This seminar provides an introduction to the international regulation of financial markets. No prior familiarity with financial regulation is required. The course focuses on three issues:
– Why should financial markets be controlled? This brief introductory session will discuss the need for financial regulation. What is so special about banks and other financial intermediaries that calls for state intervention?
– How can financial markets be controlled? Introduction to the international financial regulatory architecture. Whereas financial markets and financial actors operate on a global scale, regulation and supervision is carried out on a national or – in the case of the EU – supranational level. How then can one prevent those global players to use the loopholes of nationally fragmented regulation and supervision? We will look at the setup of the international regulatory architecture and its core actors (G20, Financial Stability Board, Basel Committee on Banking Supervision, International Organization of Securities Commissions). We will discuss the role of these actors in creating safer global markets and how they achieve global regulatory harmonisation.
– Shaping the markets I: The case of the EU. Not only does the EU have a strong voice in the main international bodies (G20 etc.). It can implement and further develop international standards for a market with over 500 million people. The attractiveness of such a huge market gives the EU an impressive leverage to influence financial regulation in third countries. We will look at the principle of third country equivalence as a mechanism which the EU uses in order to achieve international regulatory convergence on the terms that the EU defines.
– Shaping the markets II: The case of the US. The US is (still) the leading financial market in the world. As is the case for the EU, it can use its market power to shape the behaviour of foreign firms and governments. We will look at the example of the US sanctions of Iran to see how the US can manage to police foreign banks all over the world.
Preliminary presentation topics:
– Global watchdogs for global banks: Do we need a World Financial Authority?
– Soft law in international regulation: Is it really soft?
– The Basel III capital standards for financial institutions: What are they and are we safe now?
– If big banks are a problem: Why don't we make them smaller?
– The G20: Democratic legitimation vs. efficient regulation, or: how can one get something done while including all the stakeholders?
– The Financial Stability Board: How an underperformer became a rock star in regulation.
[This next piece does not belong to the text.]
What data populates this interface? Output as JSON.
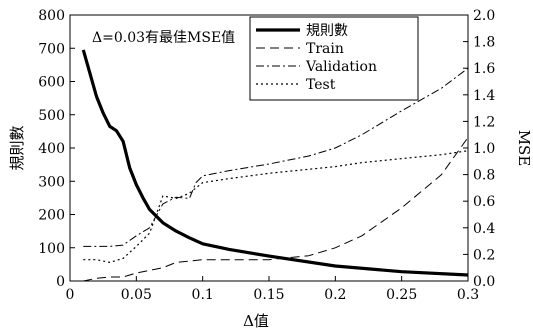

– The International Monetary Fund: A lender of last resort becomes a regulatory standard setter.
– EU financial regulation and the politics of third country equivalence.
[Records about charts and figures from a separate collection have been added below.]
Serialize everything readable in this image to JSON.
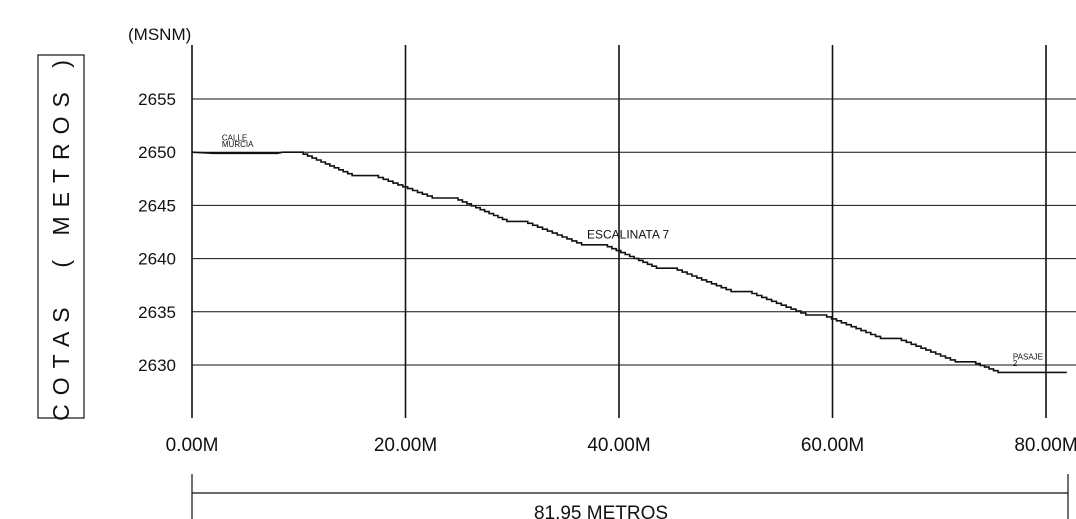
{
  "chart_data": {
    "type": "line",
    "unit_label": "(MSNM)",
    "ylabel": "COTAS  ( METROS )",
    "xlabel": "",
    "x_ticks": [
      {
        "value": 0,
        "label": "0.00M"
      },
      {
        "value": 20,
        "label": "20.00M"
      },
      {
        "value": 40,
        "label": "40.00M"
      },
      {
        "value": 60,
        "label": "60.00M"
      },
      {
        "value": 80,
        "label": "80.00M"
      }
    ],
    "y_ticks": [
      2655,
      2650,
      2645,
      2640,
      2635,
      2630
    ],
    "xlim": [
      0,
      82
    ],
    "ylim": [
      2627,
      2660
    ],
    "grid": true,
    "total_length_label": "81.95 METROS",
    "total_length": 81.95,
    "series": [
      {
        "points": [
          [
            0.0,
            2650.0
          ],
          [
            2.0,
            2649.9
          ],
          [
            8.0,
            2649.9
          ],
          [
            8.5,
            2650.0
          ],
          [
            10.0,
            2650.0
          ],
          [
            15.0,
            2647.8
          ],
          [
            17.0,
            2647.8
          ],
          [
            22.5,
            2645.7
          ],
          [
            24.5,
            2645.7
          ],
          [
            29.5,
            2643.5
          ],
          [
            31.0,
            2643.5
          ],
          [
            36.5,
            2641.3
          ],
          [
            38.5,
            2641.3
          ],
          [
            43.5,
            2639.1
          ],
          [
            45.0,
            2639.1
          ],
          [
            50.5,
            2636.9
          ],
          [
            52.0,
            2636.9
          ],
          [
            57.5,
            2634.7
          ],
          [
            59.0,
            2634.7
          ],
          [
            64.5,
            2632.5
          ],
          [
            66.0,
            2632.5
          ],
          [
            71.5,
            2630.3
          ],
          [
            73.0,
            2630.3
          ],
          [
            75.5,
            2629.3
          ],
          [
            81.95,
            2629.3
          ]
        ]
      }
    ],
    "annotations": [
      {
        "lines": [
          "CALLE",
          "MURCIA"
        ],
        "x": 2.8,
        "y": 2650.5
      },
      {
        "lines": [
          "ESCALINATA 7"
        ],
        "x": 37.0,
        "y": 2641.9
      },
      {
        "lines": [
          "PASAJE",
          "2"
        ],
        "x": 76.9,
        "y": 2629.9
      }
    ]
  }
}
– Exporting regulatory principles I: The example of the EU regulation on rating agencies.
– Exporting regulatory principles II: The example of derivatives regulation.
– The UK as a third country: What will happen to the London Clearinghouse?
– A wall around Europe: How Europe limits chinese investments and what to think about it.
– US primary and secondary sanctions: What do they mean for European banks?
– The case of Reza Zarrab: What do US courts say about the extraterritorial reach of US law?
– US Iran sanctions: Does the EU have an answer for its banks?
Es besteht Anwesenheitspflicht.
Date: Thursday, March 21, 2019
Time: 14:00 - 16:00
The seminar will be held in three parts. The intro-ductory session, the lecture session, and the presentation session. In the introductory session, I will briefly talk about the seminar topics and how the seminar is structured, including the grading requirements for the students. I will also start on the first topic (why should financial markets be controlled?) to give everyone a feeling about the course. I will also be available for further questions.
Date: Thursday, April 4, 2019
Time: 9:00-12:00; 14:00 - 16:00
In this session I will present the main seminar top-ics in a lecture form. The objective is to provide the students with the basic knowledge so that they can find a presentation topic of interest.
Student Presentation Session
Date: Thursday, May 2, 2019
Time: 9:00 - 12:00; 14:00 - 16:00
In this session students will present their research on the seminar topics. Students will pair up in groups of two and give a presentation of 20 minutes, followed by a discussion. Each student is required to ask at least one question or make at least one comment regarding the presentation of the other students.
Grading is based on the oral presentation and on the general participation (by rounding up or rounding down the presentation grade).